Likewise Smillie Pizza operates out of Il Buco Alimentari & Vineria, with pies starting at $17 ( 1200 approx) and including the pasta-inspired cacio e pepe. “We’re averaging between 75 to 100 pies on any given day, which has also allowed us to hire back more staff,” says owner Donna Lennard.

“Smillie Pizza is definitely the kind of thing we’d like to expand,” she continues. “We already have a few plans in the works in Montauk and Amagansett for pop-ups.” 

Few restaurateurs have embraced the concept as strongly as Stephen Starr, whose empire includes the Buddakan chainlet and Pastis—and now a collection of ghost kitchens.

He has just introduced delivery-only Jackass Burrito out of his Mexican restaurants El Vez in New York and Philadelphia. The concept includes boldly colored packaging, fiery Takis tortilla chips as a snack, and hefty burritos in flavors like ‘frito pie’ with ground beef and jalapeño queso. There’s also an ‘all day breakfast’ burrito stocked with eggs, bacon, and tater tots.

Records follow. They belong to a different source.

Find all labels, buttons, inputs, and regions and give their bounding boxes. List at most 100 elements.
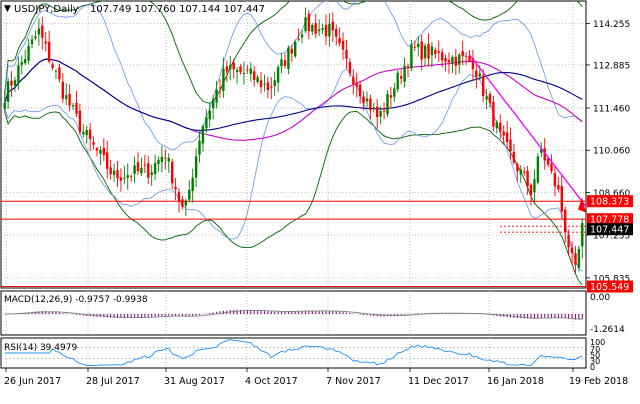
candle-body (294, 41, 297, 57)
candle-body (106, 152, 109, 169)
candle-body (352, 76, 355, 85)
candle-body (420, 41, 423, 60)
candle-body (249, 68, 252, 74)
candle-body (225, 66, 229, 72)
candle-body (557, 185, 560, 190)
candle-body (75, 102, 78, 114)
candle-body (184, 200, 187, 206)
rsi-axis-0: 0 (590, 363, 595, 372)
candle-body (41, 25, 44, 38)
candle-body (482, 75, 485, 97)
candle-body (311, 25, 314, 32)
macd-axis-bottom: -1.2614 (590, 325, 625, 335)
candle-body (65, 95, 68, 99)
candle-body (287, 47, 290, 69)
ohlc-values: 107.749 107.760 107.144 107.447 (90, 4, 265, 15)
candle-body (478, 73, 481, 77)
time-axis-label: 4 Oct 2017 (245, 376, 298, 387)
candle-body (543, 148, 546, 161)
candle-body (164, 158, 167, 160)
candle-body (283, 60, 287, 66)
trendline[interactable] (469, 54, 587, 213)
candle-body (171, 161, 174, 184)
candle-body (413, 46, 416, 48)
candle-body (160, 157, 164, 162)
candle-body (276, 67, 280, 83)
candle-body (222, 68, 225, 91)
candle-body (365, 98, 369, 102)
candle-body (502, 131, 505, 136)
macd-histogram (1, 309, 586, 320)
candle-body (167, 157, 170, 162)
candle-body (188, 189, 191, 200)
candle-body (574, 253, 577, 265)
price-tag: 105.549 (587, 280, 633, 293)
candle-body (270, 86, 273, 88)
candlestick-series (3, 7, 584, 274)
price-axis-label: 108.660 (593, 189, 630, 199)
candle-body (468, 56, 471, 61)
candle-body (61, 81, 64, 99)
time-axis-label: 11 Dec 2017 (408, 376, 469, 387)
candle-body (95, 148, 99, 151)
candle-body (140, 167, 143, 174)
candle-body (471, 58, 475, 70)
candle-body (505, 132, 509, 142)
candle-body (136, 162, 140, 172)
candle-body (208, 110, 211, 120)
candle-body (232, 62, 235, 70)
time-axis: 26 Jun 2017 28 Jul 2017 31 Aug 2017 4 Oct 2… (4, 368, 628, 387)
candle-body (256, 77, 259, 82)
main-price-pane (0, 0, 587, 289)
bb-inner-lower (4, 68, 583, 272)
candle-body (71, 105, 75, 107)
candle-body (577, 248, 581, 268)
candle-body (68, 93, 71, 106)
candle-body (85, 130, 88, 136)
candle-body (6, 81, 10, 102)
candle-body (300, 34, 304, 38)
candle-body (242, 72, 246, 74)
candle-body (499, 122, 502, 132)
price-tag-bg (587, 280, 633, 293)
candle-body (82, 132, 85, 135)
candle-body (218, 87, 222, 89)
candle-body (396, 72, 399, 90)
bb-outer-upper (4, 1, 583, 104)
candle-body (331, 21, 334, 31)
candle-body (550, 163, 553, 172)
macd-pane (0, 290, 587, 336)
candle-body (13, 80, 17, 86)
candle-body (423, 45, 427, 59)
candle-body (393, 88, 396, 97)
candle-body (150, 172, 153, 176)
candle-body (147, 163, 150, 178)
candle-body (102, 147, 105, 155)
downtrend-line[interactable] (469, 54, 587, 207)
candle-body (205, 117, 208, 129)
price-tag-label: 105.549 (590, 282, 629, 293)
candle-body (454, 56, 457, 66)
candle-body (54, 70, 58, 72)
candle-body (369, 98, 372, 111)
candle-body (403, 65, 406, 82)
candle-body (253, 71, 256, 80)
candle-body (47, 41, 51, 62)
price-axis-label: 110.060 (593, 147, 630, 157)
time-axis-label: 28 Jul 2017 (86, 376, 140, 387)
candle-body (290, 48, 293, 54)
horizontal-price-lines[interactable] (1, 200, 586, 288)
time-axis-label: 26 Jun 2017 (4, 376, 61, 387)
candle-body (10, 80, 13, 86)
candle-body (567, 234, 570, 248)
price-tag: 107.778 (587, 213, 633, 226)
candle-body (314, 23, 317, 34)
candle-body (297, 39, 300, 40)
time-axis-label: 31 Aug 2017 (164, 376, 225, 387)
candle-body (358, 84, 362, 97)
candle-body (379, 111, 382, 117)
candle-body (540, 148, 543, 153)
candle-body (464, 55, 468, 57)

Starr’s first foray into virtual restaurants was in Philadelphia, with the Korean comfort food Pete’s Place and Chicken Scratch, both out of the elevated dining spot Serpico. He doesn’t believe predictions that ghost kitchens are the future of the restaurant industry.

“I’m cautiously optimistic about ghost kitchens as a revenue source,” he says. “But I’m not 100% convinced that people’s habits have changed forever, and that they’ll be so important once people feel safe going out again.”

Still, he’s about to open two more spots from inside his German hofbräuhaus Frankford Hall in Philadelphia: Wing Wing Wing—a bird with a telephone is the logo—at the end of March and the Burger that Ate Philadelphia in early April. “Most ghost kitchens are generic, we’re trying to give them soul, at least in the name,” says Starr.

If these concepts work well (right now they’re “breaking even”), he envisions consolidating four or five of them inside one dedicated space. Some might even be a gateway back to more traditional spots.

“I want Jackass Burritos to be precursor to brick-and-mortar places, to open on college campuses,” says Starr. He’s already started scouting property in Cambridge, Mass.; New Haven, Conn.; and around Penn State University. 

The ghost kitchen-within-a-kitchen model isn’t always viable in the fine-dining world. 

At Ever in Chicago, where the 10-course tasting menu is $285 ( 20,000 approx), owner Michael Muser and chef/owner Curtis Duffy, who last ran a three-Michelin-star kitchen, began selling juicy two-patty cheeseburgers for delivery in December. But even before the restaurant re-opened in February, Muser moved Rêve Burger to an empty space across the street.

“We have a $140,000 ( 100 lakh approx) Bonnet stove that wasn’t intended for cooking burgers,” he says. Nor are greasy burger smells kind to the custom acoustic paneled-felt ceiling and wool carpeting in Ever’s dining room. Muser says they sell 200 to 300 burgers a day, which is far more than anticipated.

“But cooking burgers is not odorless,” he says. “It’s better for it to have its own life across the street.”